San Tiago Dantas

O CONTEXTO SOCIAL

Ao iniciar o primeiro de dois ensaios pelos quais renovou de maneira profunda a compreensão crítica do papel de Rui Barbosa no processo de reforma da sociedade brasileira de seu tempo, caracterizado pela “ascensão da classe média”, San Tiago nos legou ensinamentos que bem se apropriam ao esforço de melhor conhecermos o seu pensamento:

“a lição de um grande homem – dizia San Tiago – não atinge à plenitude da eficácia, senão quando, por um ato de raciocínio, o excluímos de nossa subjetividade, para o contemplarmos, na objetividade de sua posição histórica, pensando e agindo como pessoa dramática da sociedade em que viveu. Só então se desprende dele, livre para sempre do perigo de envelhecer, o modelo que nos pôde legar, o sentido universal, que nele pressentíamos, mas não formulávamos”¹.

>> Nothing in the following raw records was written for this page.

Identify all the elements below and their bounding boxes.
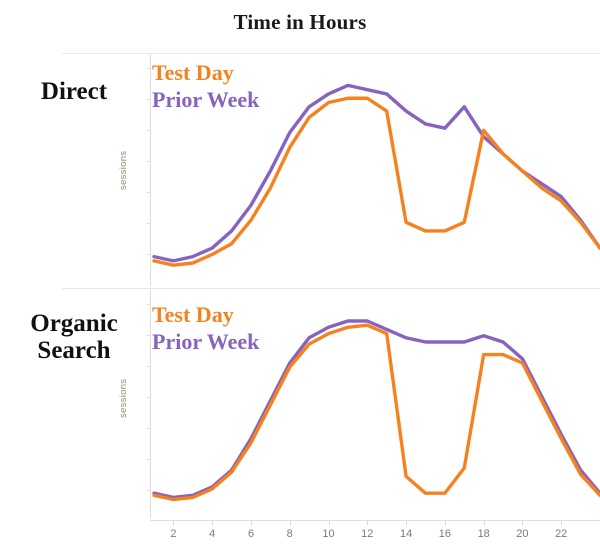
y-axis-title-direct: sessions bbox=[118, 150, 129, 190]
series-line-prior-week bbox=[152, 83, 600, 263]
x-tick bbox=[251, 521, 252, 525]
x-tick-label: 16 bbox=[438, 528, 452, 540]
chart-page: Time in Hours Direct sessions Test Day P… bbox=[0, 0, 600, 550]
series-layer-organic-search bbox=[152, 319, 600, 502]
y-axis-title-organic: sessions bbox=[118, 378, 129, 418]
x-tick-label: 2 bbox=[170, 528, 177, 540]
x-tick bbox=[173, 521, 175, 525]
x-tick-label: 10 bbox=[322, 528, 335, 540]
panel-label-direct: Direct bbox=[40, 78, 108, 105]
plot-area-organic-search bbox=[147, 290, 600, 518]
x-tick bbox=[367, 521, 369, 525]
x-tick-label: 8 bbox=[286, 528, 293, 540]
x-tick bbox=[328, 521, 330, 525]
x-tick-label: 18 bbox=[477, 528, 490, 540]
x-axis-line bbox=[150, 520, 600, 521]
x-tick bbox=[406, 521, 408, 525]
panel-label-organic-search: Organic Search bbox=[10, 310, 138, 364]
plot-area-direct bbox=[147, 54, 600, 286]
panel-top-divider bbox=[62, 288, 600, 289]
panel-label-line-2: Search bbox=[37, 337, 111, 364]
x-tick-label: 14 bbox=[399, 528, 413, 540]
x-tick-label: 6 bbox=[247, 528, 255, 540]
x-tick bbox=[561, 521, 563, 525]
x-tick bbox=[444, 521, 446, 525]
panel-label-line-1: Organic bbox=[30, 310, 118, 337]
panel-direct: Direct sessions Test Day Prior Week bbox=[0, 0, 600, 288]
x-tick-label: 4 bbox=[209, 528, 216, 540]
x-tick-label: 22 bbox=[555, 528, 568, 540]
x-tick bbox=[289, 521, 291, 525]
x-tick bbox=[522, 521, 524, 525]
series-line-test-day bbox=[152, 323, 600, 502]
series-layer-direct bbox=[152, 83, 600, 267]
x-tick bbox=[212, 521, 214, 525]
series-line-prior-week bbox=[152, 319, 600, 500]
panel-organic-search: Organic Search sessions Test Day Prior W… bbox=[0, 288, 600, 550]
x-tick bbox=[483, 521, 485, 525]
x-tick-label: 20 bbox=[516, 528, 529, 540]
x-tick-label: 12 bbox=[361, 528, 374, 540]
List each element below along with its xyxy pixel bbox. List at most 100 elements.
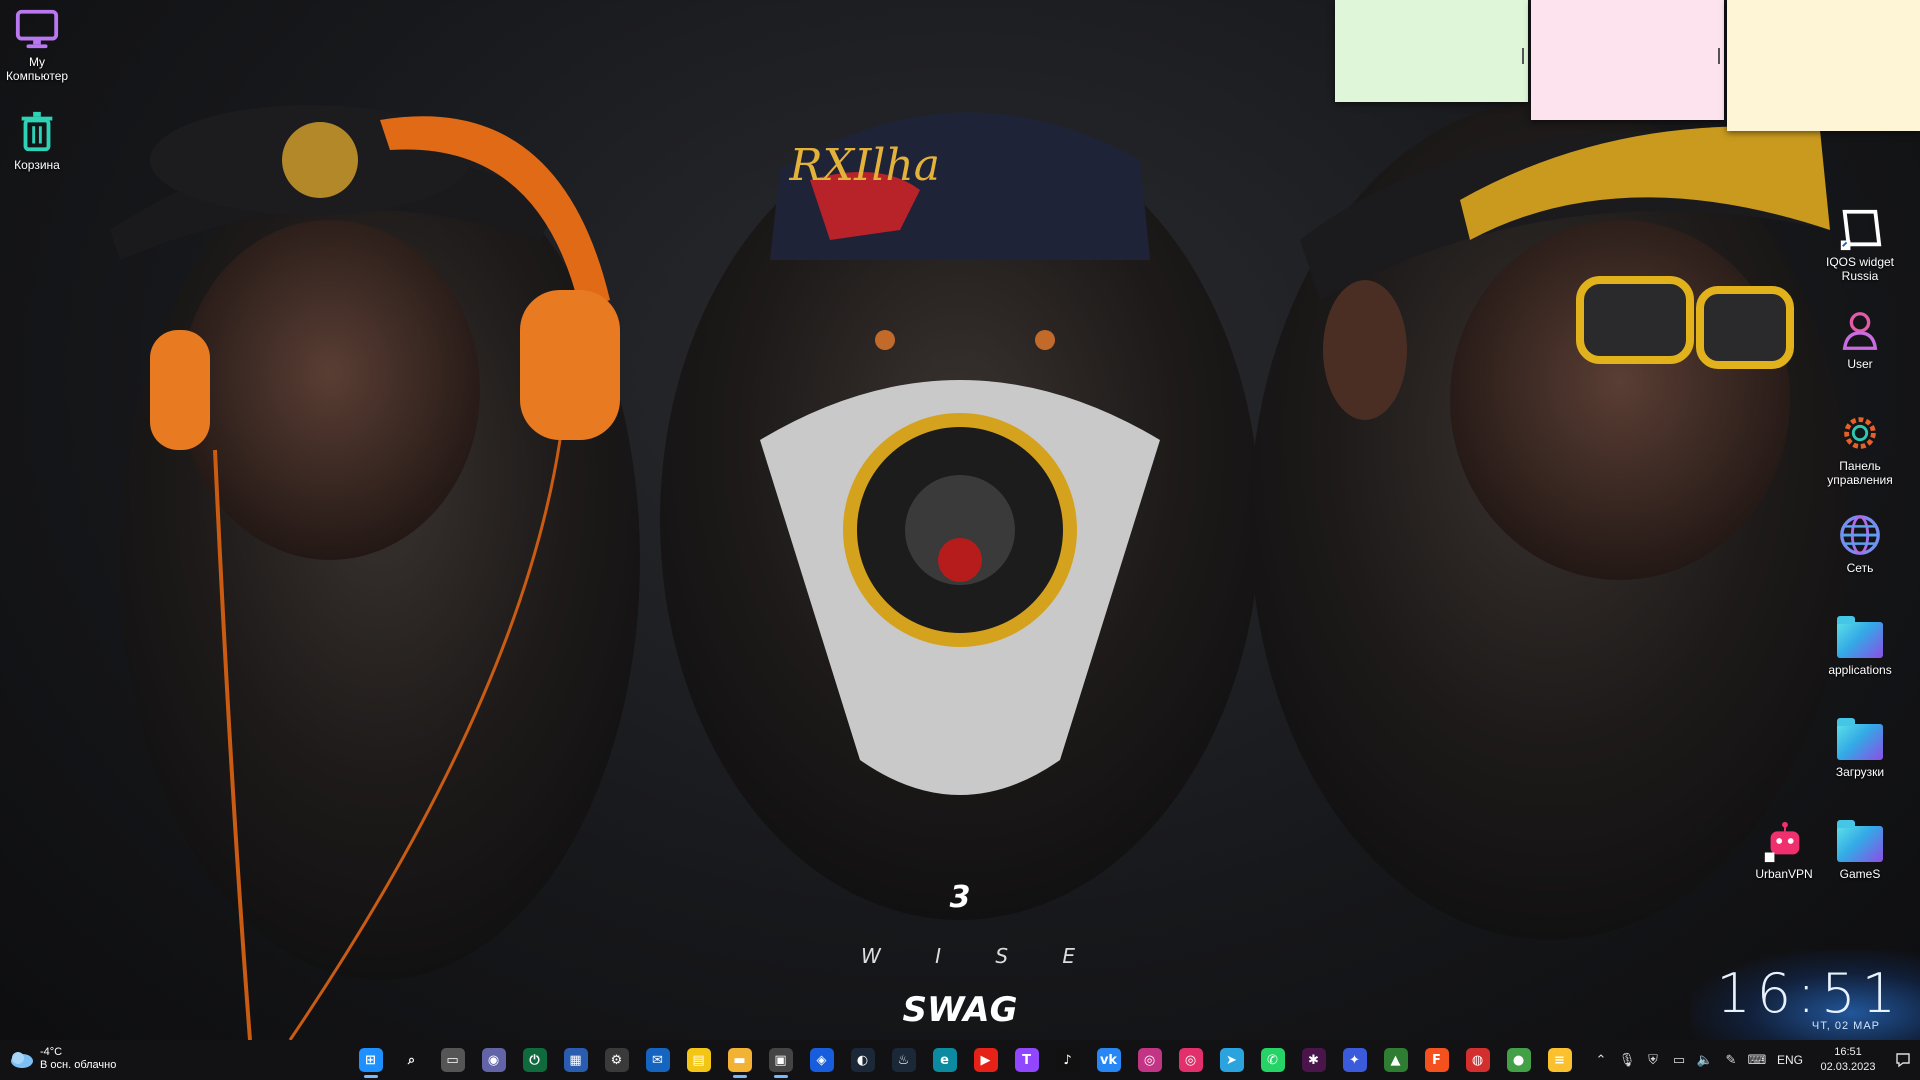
slack-icon: ✱ [1301,1048,1326,1072]
right-monkey [1250,100,1850,940]
twitch-icon: T [1014,1048,1039,1072]
gemini-icon: ✦ [1342,1048,1367,1072]
taskbar-button-stack-app[interactable]: ≡ [1539,1040,1580,1080]
taskbar-button-teams-chat[interactable]: ◉ [473,1040,514,1080]
taskbar-button-slack[interactable]: ✱ [1293,1040,1334,1080]
desktop-icon-games[interactable]: GameS [1820,817,1900,881]
taskbar-button-search[interactable]: ⌕ [391,1040,432,1080]
taskbar-button-edge[interactable]: e [924,1040,965,1080]
taskbar-button-settings[interactable]: ⚙ [596,1040,637,1080]
taskbar-button-power[interactable]: ⏻ [514,1040,555,1080]
taskbar-clock[interactable]: 16:51 02.03.2023 [1810,1045,1886,1075]
robot-icon [1760,817,1808,865]
mail-icon: ✉ [645,1048,670,1072]
desktop-icon-recycle-bin[interactable]: Корзина [0,108,77,172]
wallpaper-spaced-text: W I S E [860,944,1100,968]
clock-widget-time: 16:51 [1716,962,1902,1025]
instagram-icon: ◎ [1178,1048,1203,1072]
whatsapp-icon: ✆ [1260,1048,1285,1072]
note-scrollbar[interactable] [1718,48,1720,64]
pen-icon[interactable]: ✎ [1718,1040,1744,1080]
desktop-icon-applications[interactable]: applications [1820,613,1900,677]
taskbar-button-steam[interactable]: ♨ [883,1040,924,1080]
desktop-icon-downloads[interactable]: Загрузки [1820,715,1900,779]
keyboard-icon[interactable]: ⌨ [1744,1040,1770,1080]
folder-icon [1836,817,1884,865]
steam-icon: ♨ [891,1048,916,1072]
sticky-notes-icon: ▤ [686,1048,711,1072]
taskbar-button-instagram[interactable]: ◎ [1170,1040,1211,1080]
desktop-icon-urbanvpn[interactable]: UrbanVPN [1744,817,1824,881]
globe-icon [1836,511,1884,559]
sticky-note-green[interactable] [1335,0,1528,102]
store-icon: ▦ [563,1048,588,1072]
taskbar-button-vk[interactable]: vk [1088,1040,1129,1080]
desktop-icon-user[interactable]: User [1820,307,1900,371]
taskbar-button-start[interactable]: ⊞ [350,1040,391,1080]
taskbar-time: 16:51 [1834,1046,1862,1058]
taskbar-button-vpn-app[interactable]: ◍ [1457,1040,1498,1080]
settings-icon: ⚙ [604,1048,629,1072]
note-scrollbar[interactable] [1522,48,1524,64]
taskbar-button-sticky-notes[interactable]: ▤ [678,1040,719,1080]
sticky-note-pink[interactable] [1531,0,1724,120]
desktop-icon-iqos-widget[interactable]: IQOS widget Russia [1820,205,1900,283]
trash-icon [13,108,61,156]
green-chat-icon: ● [1506,1048,1531,1072]
taskbar-button-youtube[interactable]: ▶ [965,1040,1006,1080]
youtube-icon: ▶ [973,1048,998,1072]
taskbar-button-tiktok[interactable]: ♪ [1047,1040,1088,1080]
taskbar-button-mail[interactable]: ✉ [637,1040,678,1080]
taskbar-button-media[interactable]: ▣ [760,1040,801,1080]
display-icon[interactable]: ▭ [1666,1040,1692,1080]
center-monkey [660,112,1260,920]
weather-widget[interactable]: -4°C В осн. облачно [8,1046,116,1072]
sticky-note-yellow[interactable] [1727,0,1920,131]
desktop-icon-network[interactable]: Сеть [1820,511,1900,575]
f-app-icon: F [1424,1048,1449,1072]
desktop-icon-label: Панель управления [1827,459,1893,487]
task-view-icon: ▭ [440,1048,465,1072]
taskbar-button-telegram[interactable]: ➤ [1211,1040,1252,1080]
taskbar-button-gemini[interactable]: ✦ [1334,1040,1375,1080]
taskbar-button-steam-alt[interactable]: ◐ [842,1040,883,1080]
taskbar-button-mountain-app[interactable]: ▲ [1375,1040,1416,1080]
steam-alt-icon: ◐ [850,1048,875,1072]
folder-icon [1836,715,1884,763]
vk-icon: vk [1096,1048,1121,1072]
search-icon: ⌕ [407,1052,416,1068]
desktop-icon-label: User [1847,357,1873,371]
wallpaper-number: 3 [949,880,971,915]
language-indicator[interactable]: ENG [1770,1053,1810,1067]
weather-temp: -4°C [40,1046,63,1058]
start-icon: ⊞ [358,1048,383,1072]
taskbar-button-twitch[interactable]: T [1006,1040,1047,1080]
taskbar-button-f-app[interactable]: F [1416,1040,1457,1080]
taskbar-button-whatsapp[interactable]: ✆ [1252,1040,1293,1080]
monitor-icon [13,5,61,53]
desktop-icon-my-computer[interactable]: My Компьютер [0,5,77,83]
instagram-alt-icon: ◎ [1137,1048,1162,1072]
chevron-up-icon[interactable]: ⌃ [1588,1040,1614,1080]
taskbar-button-file-explorer[interactable]: ▬ [719,1040,760,1080]
desktop-icon-control-panel[interactable]: Панель управления [1820,409,1900,487]
taskbar-button-task-view[interactable]: ▭ [432,1040,473,1080]
taskbar-button-bitwarden[interactable]: ◈ [801,1040,842,1080]
bitwarden-icon: ◈ [809,1048,834,1072]
defender-icon[interactable]: ⛨ [1640,1040,1666,1080]
gear-icon [1836,409,1884,457]
volume-icon[interactable]: 🔈 [1692,1040,1718,1080]
tiktok-icon: ♪ [1055,1048,1080,1072]
notification-icon[interactable] [1886,1040,1920,1080]
power-icon: ⏻ [522,1048,547,1072]
clock-widget[interactable]: 16:51 ЧТ, 02 МАР [1690,950,1920,1040]
taskbar-button-green-chat[interactable]: ● [1498,1040,1539,1080]
user-icon [1836,307,1884,355]
desktop-icon-label: applications [1828,663,1892,677]
microphone-icon[interactable]: 🎙 [1614,1040,1640,1080]
desktop-icon-label: GameS [1839,867,1881,881]
iqos-widget-icon [1836,205,1884,253]
clock-widget-date: ЧТ, 02 МАР [1811,1020,1880,1032]
taskbar-button-store[interactable]: ▦ [555,1040,596,1080]
taskbar-button-instagram-alt[interactable]: ◎ [1129,1040,1170,1080]
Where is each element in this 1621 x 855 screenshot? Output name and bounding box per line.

Leitor assíduo dos grandes sociólogos do conhecimento – Max Weber, Scheler, von Martin, Karl Mannheim -, ele bem sabia que não se tratava da objetividade só possível – e mesmo assim parcialmente – nas chamadas ciências exatas, mas, sim, de esforço sistemático, embora sempre sujeito a imperfeições conscientes ou não, de colocar a personalidade estudada no contexto de sua situação histórica e procurar aferir até que ponto seu pensamento e sua atividade pública refletiram imperativos da sociedade de então e incorporaram, dando-lhes forma e expressão, impulsos vitais do processo social de que participou.

Compreendia, também, que esse esforço crítico reflete “sempre o estado atual de um laborioso e permanente processo de trocas entre ele (i.e. o objeto estudado) e o espírito que o considera”². O inevitável engajamento do observador no debate de ideias da personalidade pública que se propõe apenas a apresentar se torna ainda mais incontornável, quando privilegiado com profícua relação de trabalho, estudo ou amizade, que passaria a inspirar sua própria maneira de encarar o mundo, como aconteceu a tantos que se beneficiaram do contato pessoal com o pensamento de San Tiago Dantas.

Não é fácil tentar esboçar, mesmo que precariamente, as características da época em que San Tiago esteve presente, por suas ideias e sua ação, na vida brasileira. Tratava-se de período que, como todos os momentos de transição, apresentava forças rapidamente cambiantes, aspectos os mais variados, sinais muitas vezes contraditórios. Acresce que a maioria dos dilemas sobre os quais se debruçou, muitos dos impulsos que interpretou, não poucas dúvidas que o atormentaram, continuam vivos na sociedade de hoje, de modo que o contexto social em que se situava, em vários de seus setores mais importantes, ainda coincide com a problemática brasileira de nossos dias.

Fiéis, entretanto, à linha mestra a que nos propusemos desde o início desta exposição, a de procurar utilizar sempre que possível as próprias palavras, o próprio método e os próprios conceitos de San Tiago, para expor-lhe a vida e a obra, sem pretensão a rigor metodológico extremado, extrairemos de uma das últimas conferências que pronunciou, a 20 de março de 1964, a análise da conjuntura social de sua época, que traçou dias antes da ruptura política que pressentiu com tanta clarividência e que tentou evitar pelo esforço de esclarecimento e mediação a que se dedicou com empenho, dentro da linha que lhe era tão própria, de fugir a qualquer radicalização política. Eis como apresentava, então, os traços característicos da “fase tumultuária” de transição para o take off do desenvolvimento econômico, que transformou a “sociedade brasileira (que) até o início da década dos 40 configurava nitidamente o tipo de sociedade tradicional”:

1.°) a implantação acelerada, nos anos de guerra e imediato após a guerra, da industrialização no Centro-Sul do país;
2.°) a falta de investimentos proporcionais, feitos anteriormente ou paralelamente, em educação, saúde, ciência e organização;
3.°) a ascensão política do proletariado urbano e da classe média, ao terminar, com o fim da guerra, o regime instituído em 37, e restabelecer -se o sistema democrático representativo³.

¹San Tiago Dantas, "Rui Barbosa e a Renovação da Sociedade” in Figuras do Direito. Rio de Janeiro, Livraria José Olympio Editora, 1962, p. 23.
²San Tiago Dantas, D. Quixote: Um apólogo da alma ocidental. Rio de Janeiro, Livraria Agir Editora, 1948, p. 11
³San Tiago Dantas, "Aula Inaugural proferida a 20 de março de 1964 na Faculdade de Filosofia da Universidade do Brasil" in Palavras de um Professor, Rio de Janeiro, Forense, 1975, p. 188.